Het nadeel van wonen aan de Marowijne-rivier

Waarom overstroomde het oosten van Suriname nu en zo dramatisch? Kwestie van bouwen op de foute plek...

Door René Didde

Is de plotselinge watersnood in de binnenlanden van Suriname een ramp die maar geen echte ramp wil worden? Drie meisjes van 2 jaar zijn meegesleurd door de Surinamerivier, tussen de 15 en 25 duizend mensen zijn voorlopig verstoken van water en soms van kleren, huis en voedsel. Maar de televisie-actie, de stroom van hulpgoederen en media-aandacht lijken eerder ingegeven door snelle Nederlandse solidariteit met de Surinaamse bevolking dan dat een ramp van formaat heeft plaatsgevonden. Ook de ingevlogen journalisten weten niet zo goed wat ze er mee aan moeten. Doorgewinterd rampenverslaggever Gerrie Eickhof (NOS-journaal) sprak op het hoogtepunt van de regenval van de kleinste ramp die hij ooit had meegemaakt.

Zeer normaal

Overvloedige regenval in Suriname is immers normaal in deze tijd van het jaar, zeer normaal zelfs. De grote (of lange) regentijd begint in april en kenmerkt zich door heftige lokale buien die vooral het binnenland tot in juli kunnen teisteren. Pas daarna trekt de regenzone noordwaarts weg en begint de grote (of lange) droge tijd.

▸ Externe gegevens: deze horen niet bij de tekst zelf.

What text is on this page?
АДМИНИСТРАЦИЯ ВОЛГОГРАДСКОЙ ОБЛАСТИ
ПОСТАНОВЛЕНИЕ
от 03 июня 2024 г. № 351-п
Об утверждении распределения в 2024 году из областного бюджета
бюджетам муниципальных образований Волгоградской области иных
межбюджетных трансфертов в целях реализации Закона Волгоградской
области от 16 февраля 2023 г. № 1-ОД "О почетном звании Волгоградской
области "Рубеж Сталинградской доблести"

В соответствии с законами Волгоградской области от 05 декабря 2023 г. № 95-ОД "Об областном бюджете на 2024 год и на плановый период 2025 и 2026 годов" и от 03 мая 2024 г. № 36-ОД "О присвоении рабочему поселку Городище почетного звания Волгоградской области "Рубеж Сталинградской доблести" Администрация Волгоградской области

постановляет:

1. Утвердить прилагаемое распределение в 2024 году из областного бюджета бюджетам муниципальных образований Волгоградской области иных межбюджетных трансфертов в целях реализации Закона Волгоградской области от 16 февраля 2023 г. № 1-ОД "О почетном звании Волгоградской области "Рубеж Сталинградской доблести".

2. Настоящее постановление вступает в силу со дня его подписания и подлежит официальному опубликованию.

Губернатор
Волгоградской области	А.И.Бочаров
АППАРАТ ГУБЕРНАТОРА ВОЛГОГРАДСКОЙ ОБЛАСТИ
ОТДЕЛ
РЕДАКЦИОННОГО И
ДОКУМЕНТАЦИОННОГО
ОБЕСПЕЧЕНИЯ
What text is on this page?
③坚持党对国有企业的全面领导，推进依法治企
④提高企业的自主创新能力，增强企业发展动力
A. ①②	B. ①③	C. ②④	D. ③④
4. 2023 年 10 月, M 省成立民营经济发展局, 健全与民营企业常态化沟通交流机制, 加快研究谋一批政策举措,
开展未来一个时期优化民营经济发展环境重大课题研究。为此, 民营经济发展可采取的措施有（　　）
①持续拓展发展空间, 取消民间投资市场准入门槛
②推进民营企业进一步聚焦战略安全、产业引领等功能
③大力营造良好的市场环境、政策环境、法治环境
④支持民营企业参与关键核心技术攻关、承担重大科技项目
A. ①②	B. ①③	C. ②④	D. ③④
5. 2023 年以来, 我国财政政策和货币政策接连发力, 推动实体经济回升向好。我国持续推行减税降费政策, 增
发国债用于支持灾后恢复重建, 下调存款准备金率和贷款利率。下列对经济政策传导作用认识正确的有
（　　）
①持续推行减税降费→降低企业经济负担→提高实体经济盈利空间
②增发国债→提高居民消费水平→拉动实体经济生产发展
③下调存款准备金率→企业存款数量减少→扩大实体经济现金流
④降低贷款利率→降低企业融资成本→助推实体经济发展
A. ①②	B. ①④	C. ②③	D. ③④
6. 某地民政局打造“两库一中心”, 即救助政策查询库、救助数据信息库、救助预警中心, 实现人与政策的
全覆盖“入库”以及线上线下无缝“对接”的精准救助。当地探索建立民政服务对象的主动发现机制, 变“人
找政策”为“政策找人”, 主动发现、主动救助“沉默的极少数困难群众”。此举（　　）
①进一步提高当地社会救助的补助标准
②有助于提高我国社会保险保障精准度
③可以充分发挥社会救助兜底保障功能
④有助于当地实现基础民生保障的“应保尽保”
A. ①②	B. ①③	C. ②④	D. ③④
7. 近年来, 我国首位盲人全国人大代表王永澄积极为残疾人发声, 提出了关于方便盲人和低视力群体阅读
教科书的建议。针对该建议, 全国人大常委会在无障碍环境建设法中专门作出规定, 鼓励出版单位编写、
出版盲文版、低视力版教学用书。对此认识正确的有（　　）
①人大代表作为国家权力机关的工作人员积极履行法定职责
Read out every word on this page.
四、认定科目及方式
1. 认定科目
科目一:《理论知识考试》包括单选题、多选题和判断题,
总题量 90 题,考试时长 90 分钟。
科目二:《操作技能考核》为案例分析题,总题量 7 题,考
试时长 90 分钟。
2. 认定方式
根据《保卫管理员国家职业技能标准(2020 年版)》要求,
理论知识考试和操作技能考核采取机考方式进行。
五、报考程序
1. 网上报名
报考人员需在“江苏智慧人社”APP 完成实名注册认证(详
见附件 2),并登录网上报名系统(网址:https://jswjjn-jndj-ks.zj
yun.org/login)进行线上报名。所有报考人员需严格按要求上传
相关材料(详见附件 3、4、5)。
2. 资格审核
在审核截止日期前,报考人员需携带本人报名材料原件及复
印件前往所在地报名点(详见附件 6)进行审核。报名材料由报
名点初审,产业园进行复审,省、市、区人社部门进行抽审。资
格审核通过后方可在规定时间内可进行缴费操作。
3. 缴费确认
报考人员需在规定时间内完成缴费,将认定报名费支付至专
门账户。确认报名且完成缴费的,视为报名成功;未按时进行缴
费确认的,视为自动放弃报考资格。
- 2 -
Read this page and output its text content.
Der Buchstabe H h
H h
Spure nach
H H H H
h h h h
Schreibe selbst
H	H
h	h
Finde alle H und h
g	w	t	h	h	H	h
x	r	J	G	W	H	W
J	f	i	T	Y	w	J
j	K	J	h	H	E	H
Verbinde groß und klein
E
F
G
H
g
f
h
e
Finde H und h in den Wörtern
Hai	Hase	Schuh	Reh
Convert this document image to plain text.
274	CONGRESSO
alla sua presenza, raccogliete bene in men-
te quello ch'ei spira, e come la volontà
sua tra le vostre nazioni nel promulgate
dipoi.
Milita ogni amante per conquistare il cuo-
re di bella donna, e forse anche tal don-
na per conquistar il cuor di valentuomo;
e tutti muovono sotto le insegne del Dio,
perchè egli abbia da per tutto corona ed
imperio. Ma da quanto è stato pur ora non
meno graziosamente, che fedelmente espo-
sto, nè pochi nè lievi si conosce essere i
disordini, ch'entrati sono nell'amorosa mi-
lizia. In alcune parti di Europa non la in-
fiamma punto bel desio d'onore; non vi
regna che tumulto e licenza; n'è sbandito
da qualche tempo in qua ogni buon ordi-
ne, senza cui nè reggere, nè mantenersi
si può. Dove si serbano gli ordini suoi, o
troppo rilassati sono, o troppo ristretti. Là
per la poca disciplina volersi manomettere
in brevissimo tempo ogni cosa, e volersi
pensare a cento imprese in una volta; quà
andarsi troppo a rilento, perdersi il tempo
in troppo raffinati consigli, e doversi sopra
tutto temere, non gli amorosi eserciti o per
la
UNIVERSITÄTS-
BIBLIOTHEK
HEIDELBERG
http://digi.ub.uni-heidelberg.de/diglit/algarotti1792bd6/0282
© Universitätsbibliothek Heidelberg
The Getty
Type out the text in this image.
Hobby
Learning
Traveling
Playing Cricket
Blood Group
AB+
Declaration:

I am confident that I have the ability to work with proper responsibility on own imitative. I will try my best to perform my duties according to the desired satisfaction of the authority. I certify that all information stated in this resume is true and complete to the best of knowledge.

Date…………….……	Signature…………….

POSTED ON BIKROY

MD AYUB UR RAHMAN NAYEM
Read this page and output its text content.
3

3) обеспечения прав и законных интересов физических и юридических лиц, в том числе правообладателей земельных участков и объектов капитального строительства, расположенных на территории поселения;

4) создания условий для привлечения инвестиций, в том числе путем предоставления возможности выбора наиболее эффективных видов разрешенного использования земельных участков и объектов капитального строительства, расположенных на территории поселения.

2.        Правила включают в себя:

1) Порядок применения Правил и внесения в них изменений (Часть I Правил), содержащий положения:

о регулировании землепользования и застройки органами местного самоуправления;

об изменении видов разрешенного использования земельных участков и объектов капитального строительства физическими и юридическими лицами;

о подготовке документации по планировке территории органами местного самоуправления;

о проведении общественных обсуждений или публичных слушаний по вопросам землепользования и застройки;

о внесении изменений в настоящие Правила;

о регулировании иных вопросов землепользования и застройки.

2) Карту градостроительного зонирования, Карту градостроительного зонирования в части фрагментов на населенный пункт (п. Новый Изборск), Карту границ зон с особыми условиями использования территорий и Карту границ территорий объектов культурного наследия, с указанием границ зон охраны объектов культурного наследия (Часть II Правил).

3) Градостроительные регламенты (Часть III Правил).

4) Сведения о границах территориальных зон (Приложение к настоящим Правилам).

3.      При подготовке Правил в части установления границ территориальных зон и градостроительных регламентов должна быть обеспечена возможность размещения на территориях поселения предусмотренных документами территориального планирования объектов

Surinamers, en zeker de inlandse indianen en bosnegers in het regenwoud, weten drommels goed dat riviertjes buiten hun oevers kunnen treden. Het is hen uit ervaring ook bekend dat grote rivieren als de Surinamerivier en de Marowijnerivier bij een serie fikse plens-en onweersbuien de watermassa niet aankunnen.

De bevolking van Suriname is zelfs twee keer per jaar de sigaar, want eind november trekt een dergelijke regenperiode over het land, nu van noord naar zuid. Deze kleine (of korte) regentijd is doorgaans in januari weer voorbij.

Beide neerslagperiodes zijn het gevolg van een wolkenband die over de meteorologische evenaar zigzagt en daarbij twee keer Suriname aandoet. 'In deze zone - de zogeheten intertropische convergentiezone (itcz) botsen de noordoost-passaatwind en de zuidoost-passaat op elkaar', verklaart Geert Jan van Oldenborgh van het KNMI in De Bilt.

'Bij dat treffen stijgt de lucht op en koelt vervolgens af waarbij de waterdamp condenseert als plensbuien, tien keer heftiger dan bij ons.' Dergelijke buien zijn vaak zo lokaal dat ze verborgen blijven voor de weersatellieten, en dat kan de verrassing in Suriname verklaren.

Op de cijferreeksen die Van Oldenborgh tot zijn beschikking heeft, ziet de meteoroloog geen enkele trend. 'En als er al iets valt waar te nemen, lijkt het eerder droger te worden in mei.' Ook klimaatmodellen waarmee onderzoekers in kaart trachten te brengen wat de effecten zijn van klimaatverandering, melden niets noemenswaardigs over Suriname. Pas bij een temperatuursstijging van 4 graden Celsius neemt de neerslag maximaal 20 procent toe, en zo ver is het nog lang niet.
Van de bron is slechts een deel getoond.